今回、作成した水没危険度マップを見ればわかるが、ほんの4、5年前まで甚大な被害を出す水害に見舞われてきたのは、大半が九州を中心とした西日本だった。

 だが、こと日本海側においては、22年に山形県で史上初めて大雨特別警報が発令されたり、23年に豪雨被害にあった秋田で、今年7月にも堤防決壊や土砂崩れが起きる大雨が降り、死者が出るなど、直近の被災が目立つ。

「近海に暖流が常に流れている西日本は、台風も含め水害が多かった。だからこそ、その対策を常に更新してきた歴史があります。

 ですが北陸や東北では、大雪の対策はしていても、大雨の対策は西日本ほど進んでいません。地域の治水レベルは、過去にそこで起きた、最大級の水害の規模に合わせたものになります。昨今のようにその地域での『観測史上初』とか『記録的豪雨』が続けば、それが発生した時点で想定以上に危険な状況だ、ということです」(三重大学・立花義裕教授、以下同)

 すなわち、マップで「豪雨被害の危険性が高い」と選出されたエリアは、「地域の治水対策が十分でないかもしれない」「暖流の北上により、今後豪雨が引き起こされる可能性がある」という2つの面で懸念されているのだ。

 特に気をつけたいのは近隣に川の本流と支流の合流地点がある地域だ。台風でもそうだが、堤防の決壊や河川からの越水・氾濫が起きやすいからだ。

「極論を言えば、危ない場所に住まないように気をつけてほしいです。少なくとも今後、家を購入したり、引っ越しを予定している人は、水害への危機意識を強く持ってください。『自分の住んでいる場所は大丈夫』という認識はもう捨てるべきだと思います。

 ぜひ実施していただきたいのは、国土地理院が発行するような、高低差がわかる古地図を見ること。

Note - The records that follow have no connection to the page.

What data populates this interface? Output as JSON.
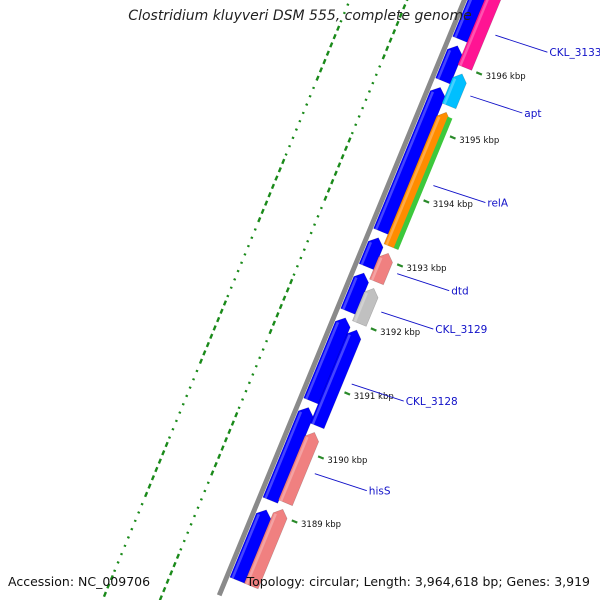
{
  "title": "Clostridium kluyveri DSM 555, complete genome",
  "accession_text": "Accession: NC_009706",
  "summary_text": "Topology: circular; Length: 3,964,618 bp; Genes: 3,919",
  "colors": {
    "outer_strand": "#0000ff",
    "inner_strand": "#0000ff",
    "backbone": "#8a8a8a",
    "gc_dots": "#1a8a1a",
    "label_line": "#1010c8",
    "tick": "#2a8a2a"
  },
  "scale": {
    "unit": "kbp",
    "ticks": [
      {
        "value": 3189,
        "label": "3189 kbp"
      },
      {
        "value": 3190,
        "label": "3190 kbp"
      },
      {
        "value": 3191,
        "label": "3191 kbp"
      },
      {
        "value": 3192,
        "label": "3192 kbp"
      },
      {
        "value": 3193,
        "label": "3193 kbp"
      },
      {
        "value": 3194,
        "label": "3194 kbp"
      },
      {
        "value": 3195,
        "label": "3195 kbp"
      },
      {
        "value": 3196,
        "label": "3196 kbp"
      }
    ]
  },
  "genes": {
    "outer": [
      {
        "start": 3187.9,
        "end": 3189.0
      },
      {
        "start": 3189.15,
        "end": 3190.6
      },
      {
        "start": 3190.7,
        "end": 3192.0
      },
      {
        "start": 3192.1,
        "end": 3192.7
      },
      {
        "start": 3192.8,
        "end": 3193.25
      },
      {
        "start": 3193.35,
        "end": 3195.6
      },
      {
        "start": 3195.7,
        "end": 3196.25
      },
      {
        "start": 3196.35,
        "end": 3197.2
      }
    ],
    "inner": [
      {
        "start": 3187.9,
        "end": 3189.1,
        "name": "",
        "color": "#f08080"
      },
      {
        "start": 3189.2,
        "end": 3190.3,
        "name": "hisS",
        "color": "#f08080"
      },
      {
        "start": 3190.4,
        "end": 3191.9,
        "name": "CKL_3128",
        "color": "#0000ff"
      },
      {
        "start": 3192.0,
        "end": 3192.55,
        "name": "CKL_3129",
        "color": "#c0c0c0"
      },
      {
        "start": 3192.65,
        "end": 3193.1,
        "name": "dtd",
        "color": "#f08080"
      },
      {
        "start": 3193.2,
        "end": 3195.3,
        "name": "relA",
        "color": "#ff8c00",
        "stripe": "#3cc83c"
      },
      {
        "start": 3195.4,
        "end": 3195.9,
        "name": "apt",
        "color": "#00bfff"
      },
      {
        "start": 3196.0,
        "end": 3197.2,
        "name": "CKL_3133",
        "color": "#ff1493"
      }
    ]
  }
}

標高が周囲より低い、水害のリスクが高い場所は、本当に避けた方がいいですし、古地図で見て人が住んでいない地域は、そこで水害が発生したケースが多いからです」

 日本は今後、1年の半分が猛暑になるような国になる、と立花氏は言う。つまり日本中どこでも、豪雨で水没するリスクが高くなっている時代に突入してしまったのだ。

「日頃から最新の地域のハザードマップを確認し、雨雲レーダーや海面温度の確認をまめにしておくこと。今は詳細な気象情報を自分で簡単に確認できます。地震の備えはしていても水害対策までしている人はあまりいません。能登半島は地震と豪雨の間隔が10カ月ありましたが、これが1週間だったとしたら被害はもっと大きくなっていたはず。

 実際、18年の北海道胆振東部地震では発生前日に台風が直撃しているし、19年の東日本台風も直撃と同時に千葉県で震度4の地震が起きています。行政には水害と地震が同時発生した際の対策もお願いしたいですね」

 自然が荒ぶるこれからの日本で命を守るため、できることから始めるしかない。